Several studies found women had higher attrition rates than men both prior to and
after tenure was granted (Trower and Chait, 2002; Carter et al., 2003; August and
Waltman, 2004; August, 2006).22 Yamagata (2002), for example, found the attrition rate
for female faculty at medical schools was higher than the rate for male faculty from 1980
to1999 (although the attrition rate for women was decreasing faster than the attrition rate
for men and more women were becoming full-time faculty members, resulting in a
shrinking gender gap). Johnsrud and Rosser (2002) catalogued a variety of reasons that
may explain a faculty member’s decision to leave a particular position. These included a
variety of individual characteristics, such as personal motivation and satisfaction, as well
as institutional support.23
Against this backdrop of increasing women’s participation in science and
engineering but persistent gender gaps, the committee fielded its surveys of faculty and
academic departments in 2004 and 2005. Many of the issues and concerns raised by
previous data collection and research formed the basis for the survey questions.
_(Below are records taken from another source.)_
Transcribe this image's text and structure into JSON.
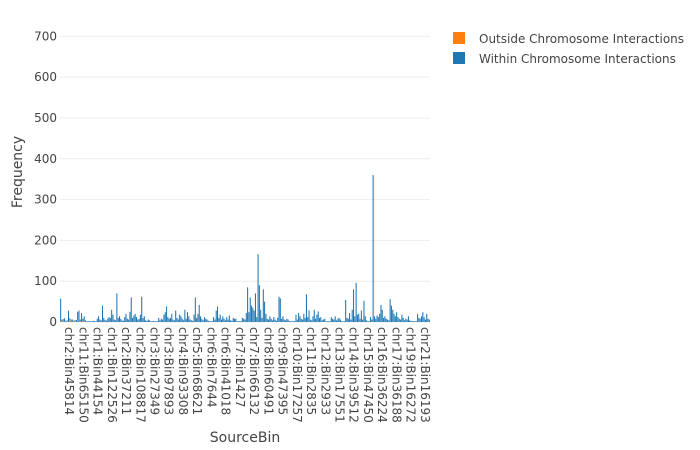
{
  "chart_data": {
    "type": "bar",
    "barmode": "stack",
    "xlabel": "SourceBin",
    "ylabel": "Frequency",
    "ylim": [
      0,
      740
    ],
    "yticks": [
      0,
      100,
      200,
      300,
      400,
      500,
      600,
      700
    ],
    "grid": true,
    "legend_position": "top-right",
    "x_tick_labels": [
      "chr2:Bin45814",
      "chr11:Bin65150",
      "chr1:Bin44154",
      "chr1:Bin122526",
      "chr2:Bin37211",
      "chr2:Bin108817",
      "chr3:Bin27349",
      "chr3:Bin97893",
      "chr4:Bin93308",
      "chr5:Bin68621",
      "chr6:Bin7644",
      "chr6:Bin41018",
      "chr7:Bin1427",
      "chr7:Bin66132",
      "chr8:Bin60491",
      "chr9:Bin47395",
      "chr10:Bin17257",
      "chr11:Bin2835",
      "chr12:Bin2933",
      "chr13:Bin17551",
      "chr14:Bin39512",
      "chr15:Bin47450",
      "chr16:Bin36224",
      "chr17:Bin36188",
      "chr19:Bin16272",
      "chr21:Bin16193"
    ],
    "series": [
      {
        "name": "Outside Chromosome Interactions",
        "color": "#ff7f0e",
        "values": [
          2,
          0,
          3,
          1,
          0,
          2,
          0,
          4,
          0,
          2,
          0,
          3,
          0,
          5,
          0,
          2,
          0,
          2,
          0,
          1
        ]
      },
      {
        "name": "Within Chromosome Interactions",
        "color": "#1f77b4",
        "values": [
          55,
          6,
          4,
          8,
          3,
          2,
          28,
          5,
          6,
          4,
          3,
          2,
          5,
          20,
          28,
          4,
          22,
          6,
          14,
          3,
          2,
          2,
          2,
          2,
          2,
          3,
          2,
          2,
          8,
          14,
          6,
          4,
          40,
          10,
          5,
          3,
          8,
          12,
          10,
          30,
          18,
          6,
          4,
          70,
          10,
          14,
          8,
          4,
          3,
          12,
          20,
          8,
          6,
          25,
          60,
          10,
          16,
          20,
          12,
          6,
          8,
          18,
          62,
          10,
          14,
          4,
          3,
          6,
          4,
          2,
          2,
          2,
          2,
          2,
          2,
          10,
          4,
          8,
          6,
          18,
          24,
          38,
          12,
          8,
          10,
          20,
          6,
          4,
          28,
          10,
          6,
          18,
          14,
          8,
          4,
          30,
          8,
          24,
          14,
          6,
          4,
          3,
          18,
          60,
          10,
          20,
          42,
          14,
          8,
          4,
          12,
          8,
          6,
          3,
          2,
          2,
          2,
          12,
          6,
          28,
          38,
          10,
          18,
          6,
          14,
          8,
          4,
          12,
          6,
          16,
          4,
          3,
          10,
          8,
          8,
          2,
          2,
          2,
          2,
          10,
          8,
          6,
          22,
          85,
          24,
          60,
          40,
          35,
          28,
          70,
          12,
          166,
          90,
          30,
          10,
          80,
          50,
          20,
          8,
          6,
          14,
          8,
          4,
          12,
          6,
          3,
          10,
          62,
          58,
          8,
          14,
          6,
          4,
          8,
          6,
          2,
          2,
          2,
          2,
          2,
          18,
          6,
          22,
          14,
          8,
          6,
          20,
          10,
          68,
          12,
          28,
          6,
          4,
          14,
          30,
          8,
          18,
          26,
          10,
          12,
          4,
          6,
          8,
          2,
          2,
          2,
          2,
          12,
          8,
          6,
          14,
          4,
          8,
          10,
          6,
          2,
          2,
          2,
          54,
          10,
          8,
          22,
          6,
          30,
          80,
          14,
          96,
          18,
          20,
          8,
          28,
          6,
          52,
          14,
          4,
          2,
          2,
          12,
          6,
          360,
          14,
          8,
          16,
          12,
          20,
          42,
          30,
          10,
          14,
          8,
          6,
          4,
          56,
          40,
          30,
          20,
          14,
          24,
          12,
          8,
          6,
          18,
          10,
          4,
          8,
          6,
          14,
          4,
          3,
          2,
          2,
          2,
          2,
          20,
          10,
          8,
          14,
          24,
          12,
          6,
          20,
          8,
          6
        ]
      }
    ]
  }
}
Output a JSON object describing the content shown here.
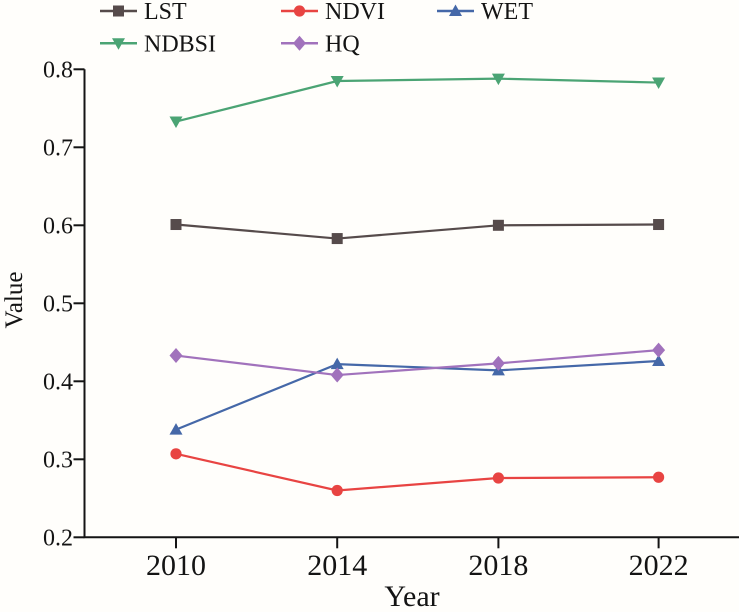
{
  "figure": {
    "background": "#fffefb",
    "axis_color": "#141414",
    "text_color": "#141414"
  },
  "chart_data": {
    "type": "line",
    "title": "",
    "xlabel": "Year",
    "ylabel": "Value",
    "x": [
      "2010",
      "2014",
      "2018",
      "2022"
    ],
    "ylim": [
      0.2,
      0.8
    ],
    "yticks": [
      0.2,
      0.3,
      0.4,
      0.5,
      0.6,
      0.7,
      0.8
    ],
    "grid": false,
    "legend_position": "top",
    "legend_rows": [
      [
        "LST",
        "NDVI",
        "WET"
      ],
      [
        "NDBSI",
        "HQ"
      ]
    ],
    "series": [
      {
        "name": "LST",
        "marker": "square",
        "color": "#564b4b",
        "values": [
          0.601,
          0.583,
          0.6,
          0.601
        ]
      },
      {
        "name": "NDVI",
        "marker": "circle",
        "color": "#e84442",
        "values": [
          0.307,
          0.26,
          0.276,
          0.277
        ]
      },
      {
        "name": "WET",
        "marker": "triangle-up",
        "color": "#4568a8",
        "values": [
          0.338,
          0.422,
          0.414,
          0.426
        ]
      },
      {
        "name": "NDBSI",
        "marker": "triangle-down",
        "color": "#4ba474",
        "values": [
          0.733,
          0.785,
          0.788,
          0.783
        ]
      },
      {
        "name": "HQ",
        "marker": "diamond",
        "color": "#a172bc",
        "values": [
          0.433,
          0.408,
          0.423,
          0.44
        ]
      }
    ]
  }
}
Again, an
analysis of historical trends from 1995-2003 and a more extensive review of the literature
can be found in Appendix 2-1.
20
Administrative and other activities are defined as those that occur at the respondent’s institution such as
administration, professional growth, service, and other activities not related to teaching or research.
21
As Nettles et al., 2000:8 noted: “Some researchers have argued that most faculty reward systems are
based on research performance (Hansen 1988), and existing research supports this assertion (e.g.,
Fairweather 1995, 1996; Gomez-Mejia and Balkin 1992; Ferber and Green 1982; Lewis and Becker 1979;
Tuckman and Hageman 1976). See also Fairweather (2002).
22
Although at least one study of 210 departments of computer science conducted in 2002 for the period
1995-2000 found that female faculty had lower turnover than men (Cohoon, et al., 2003).